1. Peel and halve the carrots, then thinly slice crosswise. Immerse the onions in a saucepan of boiling water for about 2 minutes, drain, and plunge in cold water. Cut off the root ends, slip off the skins, and then cut a shallow X in the root end of each onion. Brush the mushrooms clean then thinly slice. Quarter the artichokes lengthwise. Set the prepared vegetables aside.
2. In a large, heavy, ovenproof pan or Dutch oven, heat the 1/4 cup olive oil over low heat. Add the mustard and 1/4 cup of the flour and cook, whisking constantly, for 2 minutes.
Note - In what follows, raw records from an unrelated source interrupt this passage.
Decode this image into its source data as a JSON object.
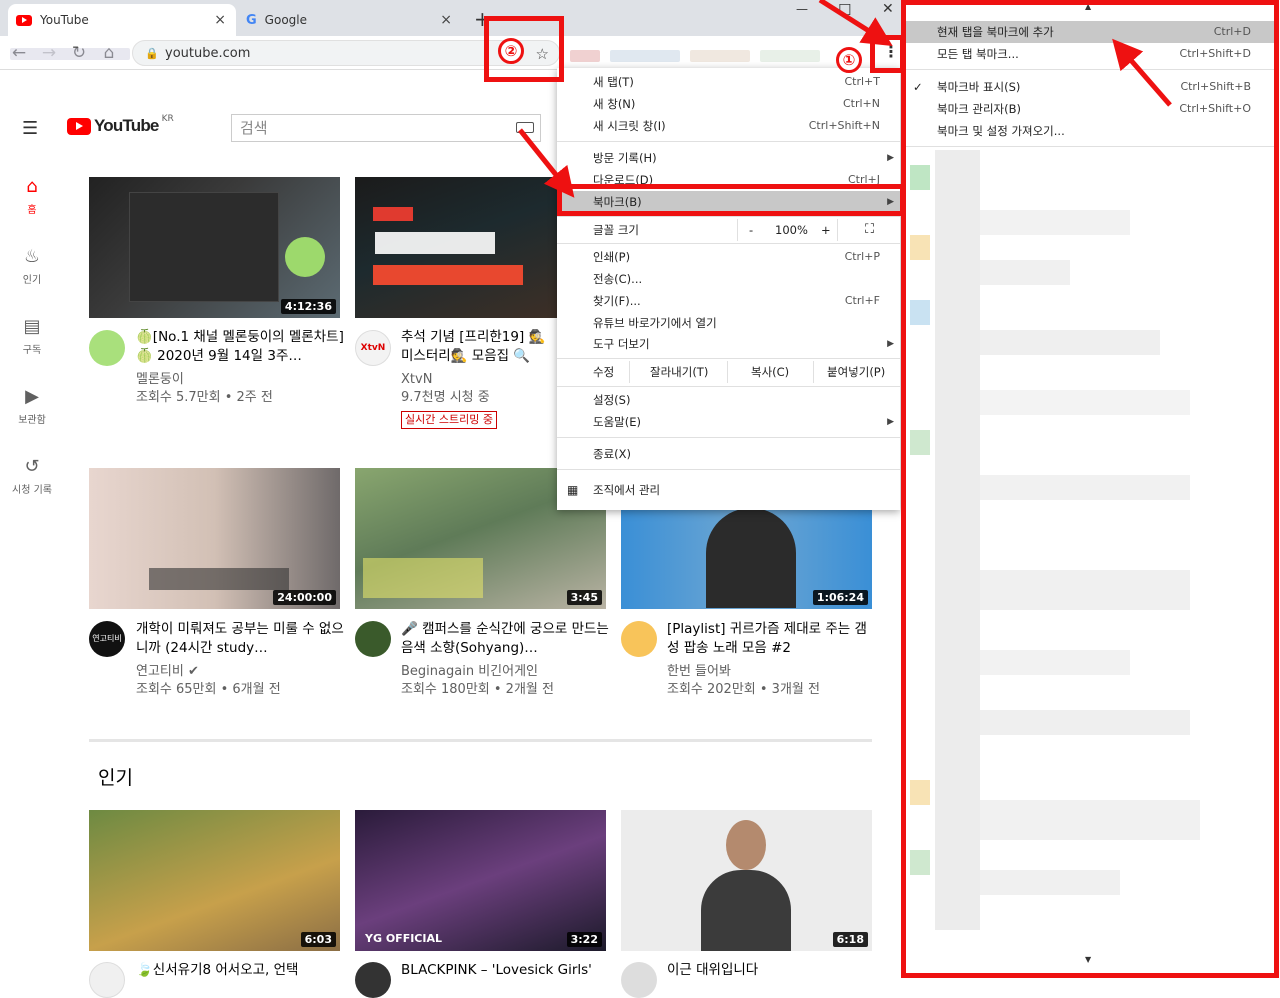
{
  "tabs": [
    {
      "title": "YouTube",
      "close": "×"
    },
    {
      "title": "Google",
      "close": "×"
    }
  ],
  "new_tab": "+",
  "window_controls": {
    "minimize": "—",
    "maximize": "☐",
    "close": "✕"
  },
  "omnibox": {
    "url": "youtube.com"
  },
  "youtube": {
    "logo_text": "YouTube",
    "region": "KR",
    "search_placeholder": "검색",
    "sidebar": [
      {
        "label": "홈",
        "icon": "home-icon"
      },
      {
        "label": "인기",
        "icon": "fire-icon"
      },
      {
        "label": "구독",
        "icon": "subscriptions-icon"
      },
      {
        "label": "보관함",
        "icon": "library-icon"
      },
      {
        "label": "시청 기록",
        "icon": "history-icon"
      }
    ],
    "row1": [
      {
        "title": "🍈[No.1 채널 멜론둥이의 멜론차트]🍈 2020년 9월 14일 3주…",
        "channel": "멜론둥이",
        "meta": "조회수 5.7만회 • 2주 전",
        "duration": "4:12:36"
      },
      {
        "title": "추석 기념 [프리한19] 🕵 미스터리🕵 모음집 🔍",
        "channel": "XtvN",
        "meta": "9.7천명 시청 중",
        "live_badge": "실시간 스트리밍 중",
        "duration": ""
      }
    ],
    "row2": [
      {
        "title": "개학이 미뤄져도 공부는 미룰 수 없으니까 (24시간 study…",
        "channel": "연고티비 ✔",
        "meta": "조회수 65만회 • 6개월 전",
        "duration": "24:00:00"
      },
      {
        "title": "🎤 캠퍼스를 순식간에 궁으로 만드는 음색 소향(Sohyang)…",
        "channel": "Beginagain 비긴어게인",
        "meta": "조회수 180만회 • 2개월 전",
        "duration": "3:45"
      },
      {
        "title": "[Playlist] 귀르가즘 제대로 주는 갬성 팝송 노래 모음 #2",
        "channel": "한번 들어봐",
        "meta": "조회수 202만회 • 3개월 전",
        "duration": "1:06:24"
      }
    ],
    "popular_heading": "인기",
    "row3": [
      {
        "title": "🍃신서유기8 어서오고, 언택",
        "duration": "6:03"
      },
      {
        "title": "BLACKPINK – 'Lovesick Girls'",
        "duration": "3:22"
      },
      {
        "title": "이근 대위입니다",
        "duration": "6:18"
      }
    ]
  },
  "menu": {
    "items": [
      {
        "label": "새 탭(T)",
        "shortcut": "Ctrl+T"
      },
      {
        "label": "새 창(N)",
        "shortcut": "Ctrl+N"
      },
      {
        "label": "새 시크릿 창(I)",
        "shortcut": "Ctrl+Shift+N"
      },
      {
        "label": "방문 기록(H)",
        "shortcut": ""
      },
      {
        "label": "다운로드(D)",
        "shortcut": "Ctrl+J"
      },
      {
        "label": "북마크(B)",
        "shortcut": ""
      },
      {
        "label": "글꼴 크기",
        "zoom_minus": "-",
        "zoom_value": "100%",
        "zoom_plus": "+"
      },
      {
        "label": "인쇄(P)",
        "shortcut": "Ctrl+P"
      },
      {
        "label": "전송(C)...",
        "shortcut": ""
      },
      {
        "label": "찾기(F)...",
        "shortcut": "Ctrl+F"
      },
      {
        "label": "유튜브 바로가기에서 열기",
        "shortcut": ""
      },
      {
        "label": "도구 더보기",
        "shortcut": ""
      }
    ],
    "edit": {
      "label": "수정",
      "cut": "잘라내기(T)",
      "copy": "복사(C)",
      "paste": "붙여넣기(P)"
    },
    "settings": "설정(S)",
    "help": "도움말(E)",
    "exit": "종료(X)",
    "managed": "조직에서 관리"
  },
  "submenu": {
    "items": [
      {
        "label": "현재 탭을 북마크에 추가",
        "shortcut": "Ctrl+D"
      },
      {
        "label": "모든 탭 북마크...",
        "shortcut": "Ctrl+Shift+D"
      },
      {
        "label": "북마크바 표시(S)",
        "shortcut": "Ctrl+Shift+B",
        "checked": "✓"
      },
      {
        "label": "북마크 관리자(B)",
        "shortcut": "Ctrl+Shift+O"
      },
      {
        "label": "북마크 및 설정 가져오기...",
        "shortcut": ""
      }
    ]
  },
  "annotations": {
    "step1": "①",
    "step2": "②"
  }
}
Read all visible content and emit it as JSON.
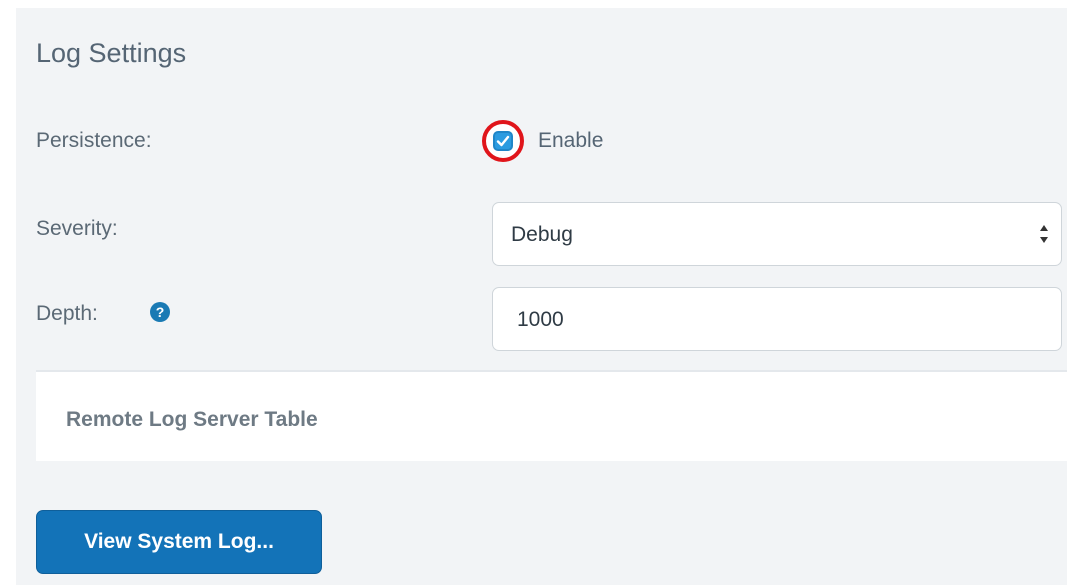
{
  "page_title": "Log Settings",
  "persistence": {
    "label": "Persistence:",
    "checkbox_checked": true,
    "checkbox_label": "Enable",
    "highlight_color": "#e0151b"
  },
  "severity": {
    "label": "Severity:",
    "selected": "Debug"
  },
  "depth": {
    "label": "Depth:",
    "help_icon": "question-circle-icon",
    "value": "1000"
  },
  "remote_log_server_table": {
    "title": "Remote Log Server Table"
  },
  "view_system_log_button": {
    "label": "View System Log...",
    "color": "#1373b8"
  },
  "colors": {
    "panel_background": "#f2f4f6",
    "checkbox_accent": "#2b9be0",
    "help_icon": "#1a7ab4"
  }
}
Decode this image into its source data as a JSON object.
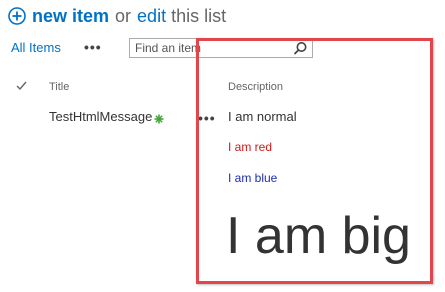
{
  "command_bar": {
    "new_item_label": "new item",
    "or_text": "or",
    "edit_label": "edit",
    "rest_text": "this list"
  },
  "view": {
    "all_items_label": "All Items",
    "more_label": "•••",
    "search_placeholder": "Find an item"
  },
  "list": {
    "headers": {
      "title": "Title",
      "description": "Description"
    },
    "rows": [
      {
        "title": "TestHtmlMessage",
        "more_label": "•••",
        "description": {
          "normal": "I am normal",
          "red": "I am red",
          "blue": "I am blue",
          "big": "I am big"
        }
      }
    ]
  },
  "colors": {
    "link_blue": "#0072c6",
    "red_text": "#cc1b1b",
    "blue_text": "#1b2fb0",
    "highlight_border": "#e0464b",
    "new_badge_green": "#3fa535"
  },
  "icons": {
    "new_item": "plus-circle-icon",
    "search": "search-icon",
    "check": "checkmark-icon",
    "new_badge": "new-badge-icon"
  }
}
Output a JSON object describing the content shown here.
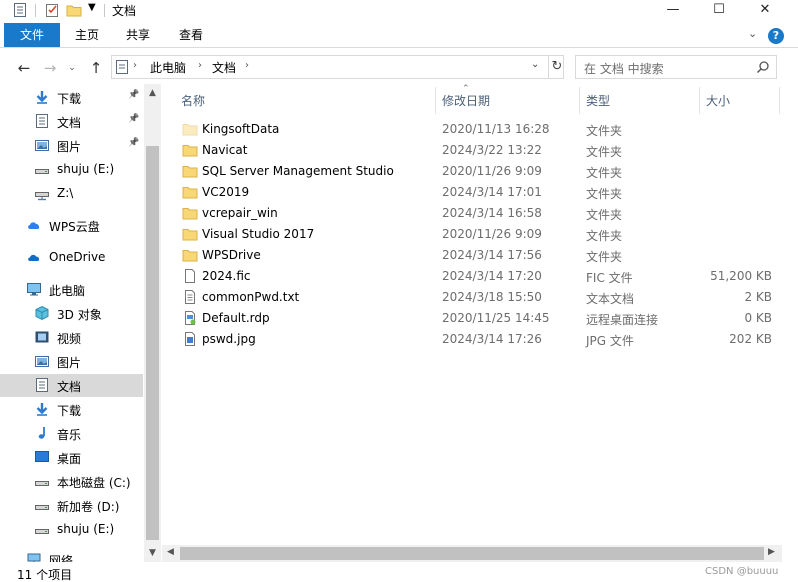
{
  "window": {
    "title": "文档"
  },
  "ribbon": {
    "tabs": [
      "文件",
      "主页",
      "共享",
      "查看"
    ],
    "help_label": "?"
  },
  "window_controls": {
    "minimize": "—",
    "maximize": "☐",
    "close": "✕"
  },
  "address": {
    "crumbs": [
      "此电脑",
      "文档"
    ],
    "search_placeholder": "在 文档 中搜索"
  },
  "nav": {
    "items": [
      {
        "label": "下载",
        "icon": "download-arrow-icon",
        "pinned": true
      },
      {
        "label": "文档",
        "icon": "document-icon",
        "pinned": true
      },
      {
        "label": "图片",
        "icon": "picture-icon",
        "pinned": true
      },
      {
        "label": "shuju (E:)",
        "icon": "drive-icon",
        "pinned": false
      },
      {
        "label": "Z:\\",
        "icon": "network-drive-icon",
        "pinned": false
      },
      {
        "label": "WPS云盘",
        "icon": "wps-cloud-icon",
        "pinned": false
      },
      {
        "label": "OneDrive",
        "icon": "onedrive-cloud-icon",
        "pinned": false
      },
      {
        "label": "此电脑",
        "icon": "computer-icon",
        "pinned": false
      },
      {
        "label": "3D 对象",
        "icon": "cube-3d-icon",
        "pinned": false
      },
      {
        "label": "视频",
        "icon": "video-icon",
        "pinned": false
      },
      {
        "label": "图片",
        "icon": "picture-icon",
        "pinned": false
      },
      {
        "label": "文档",
        "icon": "document-icon",
        "pinned": false,
        "selected": true
      },
      {
        "label": "下载",
        "icon": "download-arrow-icon",
        "pinned": false
      },
      {
        "label": "音乐",
        "icon": "music-note-icon",
        "pinned": false
      },
      {
        "label": "桌面",
        "icon": "desktop-icon",
        "pinned": false
      },
      {
        "label": "本地磁盘 (C:)",
        "icon": "drive-icon",
        "pinned": false
      },
      {
        "label": "新加卷 (D:)",
        "icon": "drive-icon",
        "pinned": false
      },
      {
        "label": "shuju (E:)",
        "icon": "drive-icon",
        "pinned": false
      },
      {
        "label": "网络",
        "icon": "network-icon",
        "pinned": false
      }
    ]
  },
  "columns": {
    "name": "名称",
    "date": "修改日期",
    "type": "类型",
    "size": "大小"
  },
  "files": [
    {
      "name": "KingsoftData",
      "date": "2020/11/13 16:28",
      "type": "文件夹",
      "size": "",
      "icon": "folder-icon",
      "faded": true
    },
    {
      "name": "Navicat",
      "date": "2024/3/22 13:22",
      "type": "文件夹",
      "size": "",
      "icon": "folder-icon"
    },
    {
      "name": "SQL Server Management Studio",
      "date": "2020/11/26 9:09",
      "type": "文件夹",
      "size": "",
      "icon": "folder-icon"
    },
    {
      "name": "VC2019",
      "date": "2024/3/14 17:01",
      "type": "文件夹",
      "size": "",
      "icon": "folder-icon"
    },
    {
      "name": "vcrepair_win",
      "date": "2024/3/14 16:58",
      "type": "文件夹",
      "size": "",
      "icon": "folder-icon"
    },
    {
      "name": "Visual Studio 2017",
      "date": "2020/11/26 9:09",
      "type": "文件夹",
      "size": "",
      "icon": "folder-icon"
    },
    {
      "name": "WPSDrive",
      "date": "2024/3/14 17:56",
      "type": "文件夹",
      "size": "",
      "icon": "folder-icon"
    },
    {
      "name": "2024.fic",
      "date": "2024/3/14 17:20",
      "type": "FIC 文件",
      "size": "51,200 KB",
      "icon": "blank-file-icon"
    },
    {
      "name": "commonPwd.txt",
      "date": "2024/3/18 15:50",
      "type": "文本文档",
      "size": "2 KB",
      "icon": "text-file-icon"
    },
    {
      "name": "Default.rdp",
      "date": "2020/11/25 14:45",
      "type": "远程桌面连接",
      "size": "0 KB",
      "icon": "remote-desktop-file-icon"
    },
    {
      "name": "pswd.jpg",
      "date": "2024/3/14 17:26",
      "type": "JPG 文件",
      "size": "202 KB",
      "icon": "image-file-icon"
    }
  ],
  "status": {
    "item_count": "11 个项目"
  },
  "watermark": "CSDN @buuuu"
}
3. Add the stock, still whisking constantly to avoid lumps, raise the heat to medium-high, and bring to a boil. Add the garlic, carrots, and onions. Reduce the heat to a gentile simmer and cook until the vegetables are softened, about 5 minutes. Add the turkey, mushrooms, artichoke hearts, edamame (or peas), tomato, dill, and basil. Cover and simmer until the turkey is opaque throughout, about 10 minutes. Whisk in the sour cream and season with 1 teaspoon of the salt and pepper. Spoon the mixture into a 9×13 inch baking dish and set aside.
4. Preheat the oven to 425 degrees F (220 C).
5. In a bowl, combile the cornmeal, the remaining 1/2 cup of flour, baking powder, and the remaining 1/2 teaspoon salt. In another bowl, whisk together the soy milk, the 2 tablespoons olive oil, and the honey. Add the dry ingredients, stirring until just moistened.
6. Pour the batter over the turkey mixture. bake, uncovered, until lightly browned, about 40 minutes. Let stand for 10 minutes, then serve.
Seriously, go make this. It’s so good, and so good for you. There may be a few more ingredients than you’re used to, or a few more steps, but I promise you that it’s easy and the results are so worth it.
And again, thank you for sticking with me for 100 posts. I hope you stick around for the next 100… or 101… who’s counting?